The case is described of a 46 year old female alcoholic, presenting with confusion, jaundice and reduced level of consciousness. The patient was hyponatraemic on admission and despite gradual correction of serum sodium the patient deteriorated neurologically. Magnetic Resonance Imaging scan of the brain revealed characteristic findings of Central Pontine Myelinolysis (CPM). We provide an overview of the first published cases of CPM. The clinical and pathological features of CPM are described. No specific therapy has been shown to improve outcome; current literature advocates supportive management. Identification of patients at risk and gradual correction of hyponatraemia is recommended.
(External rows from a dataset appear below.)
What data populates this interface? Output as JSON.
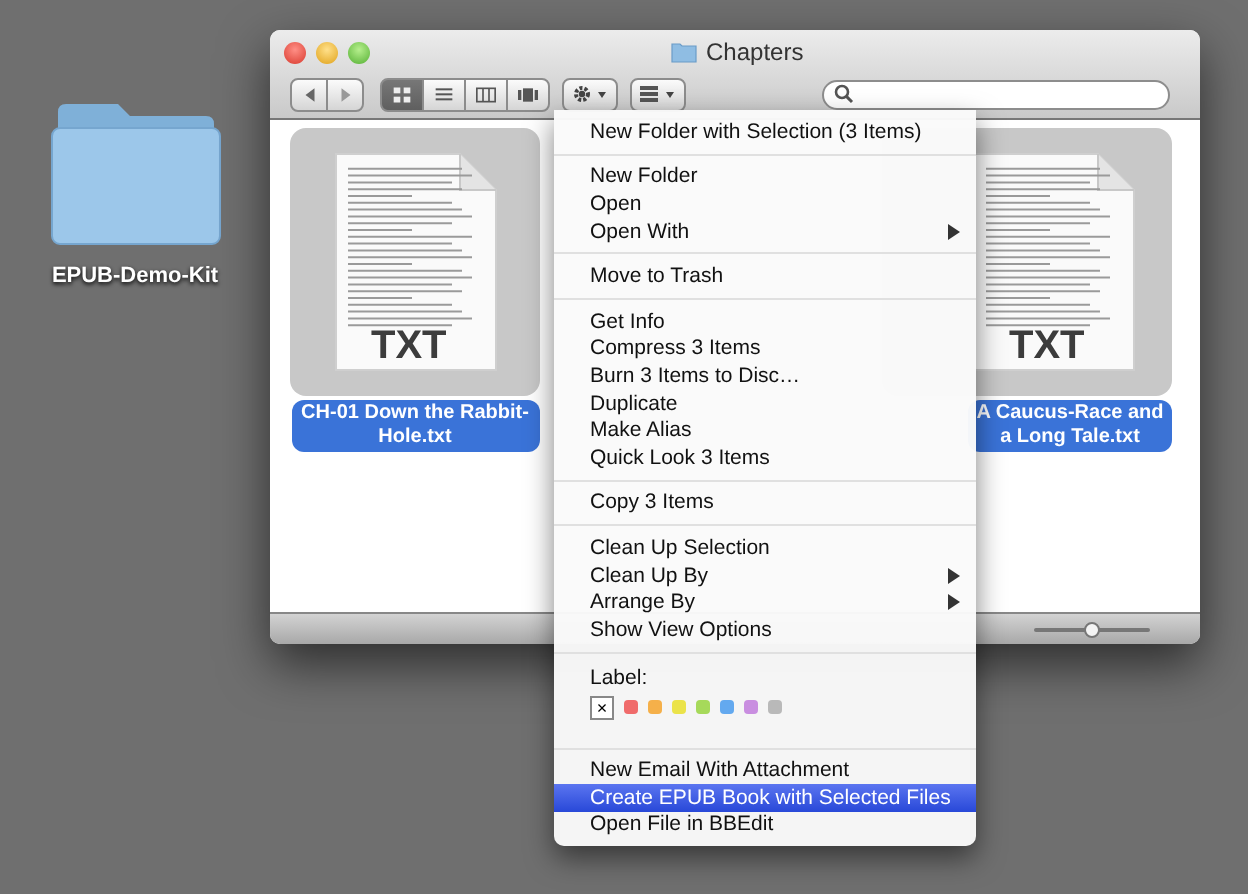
{
  "desktop_icon": {
    "label": "EPUB-Demo-Kit"
  },
  "window": {
    "title": "Chapters",
    "view_buttons": [
      {
        "selected": true
      },
      {
        "selected": false
      },
      {
        "selected": false
      },
      {
        "selected": false
      }
    ],
    "files": [
      {
        "name": "CH-01 Down the Rabbit-Hole.txt",
        "type_label": "TXT",
        "selected": true
      },
      {
        "name": "A Caucus-Race and a Long Tale.txt",
        "type_label": "TXT",
        "selected": true
      }
    ],
    "zoom_slider": {
      "level": 0.5
    }
  },
  "context_menu": {
    "sections": [
      {
        "kind": "items",
        "items": [
          {
            "label": "New Folder with Selection (3 Items)",
            "submenu": false,
            "selected": false
          }
        ]
      },
      {
        "kind": "items",
        "items": [
          {
            "label": "New Folder",
            "submenu": false,
            "selected": false
          },
          {
            "label": "Open",
            "submenu": false,
            "selected": false
          },
          {
            "label": "Open With",
            "submenu": true,
            "selected": false
          }
        ]
      },
      {
        "kind": "items",
        "items": [
          {
            "label": "Move to Trash",
            "submenu": false,
            "selected": false
          }
        ]
      },
      {
        "kind": "items",
        "items": [
          {
            "label": "Get Info",
            "submenu": false,
            "selected": false
          },
          {
            "label": "Compress 3 Items",
            "submenu": false,
            "selected": false
          },
          {
            "label": "Burn 3 Items to Disc…",
            "submenu": false,
            "selected": false
          },
          {
            "label": "Duplicate",
            "submenu": false,
            "selected": false
          },
          {
            "label": "Make Alias",
            "submenu": false,
            "selected": false
          },
          {
            "label": "Quick Look 3 Items",
            "submenu": false,
            "selected": false
          }
        ]
      },
      {
        "kind": "items",
        "items": [
          {
            "label": "Copy 3 Items",
            "submenu": false,
            "selected": false
          }
        ]
      },
      {
        "kind": "items",
        "items": [
          {
            "label": "Clean Up Selection",
            "submenu": false,
            "selected": false
          },
          {
            "label": "Clean Up By",
            "submenu": true,
            "selected": false
          },
          {
            "label": "Arrange By",
            "submenu": true,
            "selected": false
          },
          {
            "label": "Show View Options",
            "submenu": false,
            "selected": false
          }
        ]
      },
      {
        "kind": "labels",
        "title": "Label:",
        "none_mark": "×",
        "swatches": [
          {
            "color": "#f06b6b"
          },
          {
            "color": "#f5b04a"
          },
          {
            "color": "#ebe34a"
          },
          {
            "color": "#a6d95a"
          },
          {
            "color": "#63a9ef"
          },
          {
            "color": "#c98ee0"
          },
          {
            "color": "#b9b9b9"
          }
        ]
      },
      {
        "kind": "items",
        "items": [
          {
            "label": "New Email With Attachment",
            "submenu": false,
            "selected": false
          },
          {
            "label": "Create EPUB Book with Selected Files",
            "submenu": false,
            "selected": true
          },
          {
            "label": "Open File in BBEdit",
            "submenu": false,
            "selected": false
          }
        ]
      }
    ]
  }
}
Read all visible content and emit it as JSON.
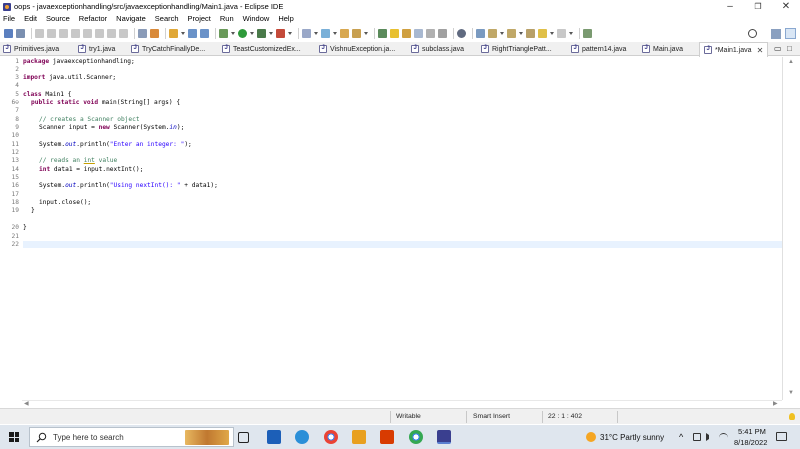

A 46-year-old patient was admitted to hospital with confusion, jaundice, bruising and serum sodium of 129 mmol/L. She had a long history of alcohol abuse. Examination revealed signs of chronic liver disease, reduced level of consciousness but no focal neurological deficit. Renal function was otherwise normal and liver function tests were in keeping with alcohol abuse. She was treated for hepatic encephalopathy and alcohol withdrawal with appropriate doses of lactulose and IV vitamins. Serum sodium was corrected gradually. Unfortunately her conscious level declined further and she required intubation. In the intensive care unit she was successfully weaned-off ventilation and Magnetic Resonance Imaging of her brain showed a triangular shaped area of high T2W signal return (Figures 1and2) lying centrally within the pons. Signal return from rest of brain was normal. Appearances were suggestive of central pontine myelinolysis.
Following transfer to the ward she made a steady recovery with the aid of adequate nutrition and physiotherapy. Electrolyte levels have remained satisfactory and a gradual neurological improvement has been noted.
DiscussionCentral pontine myelinolysis (CPM) was described by Adams et al in 1959 as a disease affecting alcoholics and the malnourished.1,2 Reports of similar lesions, occurring outside the pons, started to appear in the medical literature and the entity of extrapontine myelinolysis (EPM) was eventually established.3,4
Tomlinson et al in 1976, described two cases of middle aged women who presented with protracted vomiting and drowsiness.5 Both had significant hyponatraemia but no underlying malignancy, alcoholism, malnutrition or other serious disease was found. Eventually, correction of the electrolyte abnormalities was accompanied by deterioration in patient level of consciousness and development of a neurological syndrome characterized by quadriparesis, dysphasia and mutism. It was few years later though when, the link of CPM and rapid correction of hyponatraemia was established.
Pathologically, CPM is defined as a symmetric area of myelin disruption in the centre of the basis pontis.7 It is caused by large intracellular shifts in water associated with rapid correction of hyponatraemia. Clinical presentation is with flaccid paralysis, altered consciousness and often facial or bulbar weakness.2
Despite the fact that hyponatraemia is the most common electrolyte abnormality in clinical practice only a minor proportion of patients develop CPM. The mechanism underlying the entity is still unclear but the recorded associations are known to be: alcoholism, malnutrition, prolonged diuretic use, psychogenic polydipsia, burns (infrequent, and often in the context of hypernatraemia), post-liver transplant (well recognized), post-pituitary surgery (rare), post-urological surgery/gynaecological surgery, especially if involving glycine infusions.2 It very rarely occurs in the absence of another significant illness.
The typical patient with decompensated liver disease and CPM has often undergone a biphasic clinical course. The initial presentation will be that of encephalopathy and confusion, sometimes accompanied by seizures due to acute alcohol withdrawal or hyponatraemia, which will resolve as normonatraemia is restored. Neurological deterioration often occurs several days later.
In alcoholics it is often seen despite gradual correction of hyponatraemia. Chronic alcoholics may be predisposed to CPM due to metabolic deficiencies causing an oligodendroglial pro-apoptotic state.8
CPM should be suspected when an alcoholic or malnourished patient develops confusion, quadriplegia, pseudobulbar palsy, or reduced level of consciousness over a period of several days.6
MRI produces characteristic pontine lesions that aid the diagnosis. Prevention involves identifying patients at risk. In this group the correction of serum sodium should be at no more than 2-3 mmol/day. No specific trials for treatment have been performed and supportive treatment is all that is currently recommended. Case reports and case series have often shown a high mortality.2 However the prognosis of CPM is variable and depends on the cause. Some patients make a full neurological recovery.